Several public genomics data has been uploaded as an Azure Open Dataset [here](https://azure.microsoft.com/services/open-datasets/catalog/). We create a blob service linked to this open datasets. Than, users can use IGV browser from Jupyter environment. We recommend to use Azure Machine Learning Studio for Jupyter Lab environment.

**1.a.Install Azure Blob Storage SDK**

In [None]:
pip install azure-storage-blob==2.1.0

**1.b.Download the sample VCF and .tbi file from Microsoft Genomics Data Lake**

In [None]:
import os
import uuid
import sys
from azure.storage.blob import BlockBlobService, PublicAccess

blob_service_client = BlockBlobService(account_name='datasetgatktestdata', sas_token='sv=2020-04-08&si=prod&sr=c&sig=fzLts1Q2vKjuvR7g50vE4HteEHBxTcJbNvf%2FZCeDMO4%3D')     
blob_service_client.get_blob_to_path('dataset/1kgp/downsampled_vcf_hg38', '1kgp-50-exomes.vcf.gz', './1kgp-50-exomes.vcf.gz')

In [None]:
import os
import uuid
import sys
from azure.storage.blob import BlockBlobService, PublicAccess

blob_service_client = BlockBlobService(account_name='datasetgatktestdata', sas_token='sv=2020-04-08&si=prod&sr=c&sig=fzLts1Q2vKjuvR7g50vE4HteEHBxTcJbNvf%2FZCeDMO4%3D')     
blob_service_client.get_blob_to_path('dataset/1kgp/downsampled_vcf_hg38', '1kgp-50-exomes.vcf.gz.tbi', './1kgp-50-exomes.vcf.gz.tbi')

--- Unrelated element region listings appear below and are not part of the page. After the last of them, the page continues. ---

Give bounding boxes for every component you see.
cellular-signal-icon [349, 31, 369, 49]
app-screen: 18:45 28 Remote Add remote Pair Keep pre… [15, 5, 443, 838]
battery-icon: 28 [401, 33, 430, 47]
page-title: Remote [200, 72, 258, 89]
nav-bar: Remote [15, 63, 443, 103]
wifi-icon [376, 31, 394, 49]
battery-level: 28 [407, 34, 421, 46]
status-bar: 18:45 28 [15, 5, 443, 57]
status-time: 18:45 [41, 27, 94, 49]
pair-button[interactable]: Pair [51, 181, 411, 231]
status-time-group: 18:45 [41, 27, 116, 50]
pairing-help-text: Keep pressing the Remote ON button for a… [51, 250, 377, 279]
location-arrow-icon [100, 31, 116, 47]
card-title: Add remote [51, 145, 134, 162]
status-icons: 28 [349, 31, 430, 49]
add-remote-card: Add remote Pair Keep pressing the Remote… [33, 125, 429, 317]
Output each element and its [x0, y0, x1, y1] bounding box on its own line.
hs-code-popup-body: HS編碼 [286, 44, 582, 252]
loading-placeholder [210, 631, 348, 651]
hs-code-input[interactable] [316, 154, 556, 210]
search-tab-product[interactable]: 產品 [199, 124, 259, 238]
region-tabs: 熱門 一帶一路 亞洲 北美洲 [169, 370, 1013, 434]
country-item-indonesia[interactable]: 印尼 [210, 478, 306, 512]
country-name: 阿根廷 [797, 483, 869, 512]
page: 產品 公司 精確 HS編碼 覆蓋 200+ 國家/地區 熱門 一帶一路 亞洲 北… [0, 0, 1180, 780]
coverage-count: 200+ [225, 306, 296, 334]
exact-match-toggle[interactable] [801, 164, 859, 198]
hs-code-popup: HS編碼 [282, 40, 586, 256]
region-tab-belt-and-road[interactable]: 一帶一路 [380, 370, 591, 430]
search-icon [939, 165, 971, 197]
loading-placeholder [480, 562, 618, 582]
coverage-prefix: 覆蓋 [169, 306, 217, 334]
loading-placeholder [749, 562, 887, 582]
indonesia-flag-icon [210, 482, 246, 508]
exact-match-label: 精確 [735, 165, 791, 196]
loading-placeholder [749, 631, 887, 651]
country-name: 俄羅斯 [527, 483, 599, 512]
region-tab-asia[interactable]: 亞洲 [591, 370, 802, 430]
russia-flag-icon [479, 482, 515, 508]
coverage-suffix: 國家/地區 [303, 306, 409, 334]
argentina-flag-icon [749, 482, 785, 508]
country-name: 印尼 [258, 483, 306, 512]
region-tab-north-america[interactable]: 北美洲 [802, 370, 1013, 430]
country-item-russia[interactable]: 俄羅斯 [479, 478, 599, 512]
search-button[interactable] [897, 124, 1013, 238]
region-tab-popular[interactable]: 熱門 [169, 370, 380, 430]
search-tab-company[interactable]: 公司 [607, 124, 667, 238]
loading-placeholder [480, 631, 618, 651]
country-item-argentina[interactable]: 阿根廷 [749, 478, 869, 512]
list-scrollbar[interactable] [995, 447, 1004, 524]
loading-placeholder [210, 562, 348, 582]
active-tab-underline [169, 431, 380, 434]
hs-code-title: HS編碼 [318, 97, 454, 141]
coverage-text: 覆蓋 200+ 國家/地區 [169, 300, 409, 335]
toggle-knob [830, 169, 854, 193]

## 2.igv-jupyter extension: sample submissions

In [None]:
pip install igv-jupyter

In [None]:
import igv_notebook

igv_notebook.init()

b = igv_notebook.Browser(
    {
        "genome": "hg38",
        "locus": "chr22",
        "tracks": [
            {
                "url": "1kgp-50-exomes.vcf.gz",
                "indexURL": "1kgp-50-exomes.vcf.gz.tbi",
                "name": "Color by table, SVTYPE",
                "visibilityWindow": -1,
                "colorBy": "SVTYPE",
                "colorTable": {
                    "DEL": "#ff2101",
                    "INS": "#001888",
                    "DUP": "#028401",
                    "INV": "#008688",
                    "CNV": "#8931ff",
                    "BND": "#891100",
                    "*": "#002eff"
                }
            }]
    })

# References

1. IGV-Jupyter:  https://github.com/igvteam/igv-jupyter
2. IGV-Jupyter project: https://pypi.org/project/igv-jupyter/
3. 1000 Genomes Project: https://www.internationalgenome.org/

## Notices

THIS NOTEBOOK HAS JUST A SAMPLE CODES. MICROSOFT DOES NOT CLAIM ANY OWNERSHIP ON THESE CODES AND LIBRARIES. MICROSOFT PROVIDES THIS NOTEBOOK AND SAMPLE USE OF igv-jupyter LIBRARIES ON AN “AS IS” BASIS. DATA OR ANY MATERIAL ON THIS NOTEBOOK. MICROSOFT MAKES NO WARRANTIES, EXPRESS OR IMPLIED, GUARANTEES OR CONDITIONS WITH RESPECT TO YOUR USE OF THIS NOTEBOOK. TO THE EXTENT PERMITTED UNDER YOUR LOCAL LAW, MICROSOFT DISCLAIMS ALL LIABILITY FOR ANY DAMAGES OR LOSSES, INCLUDING DIRECT, CONSEQUENTIAL, SPECIAL, INDIRECT, INCIDENTAL OR PUNITIVE, RESULTING FROM YOUR USE OF THIS NOTEBOOK.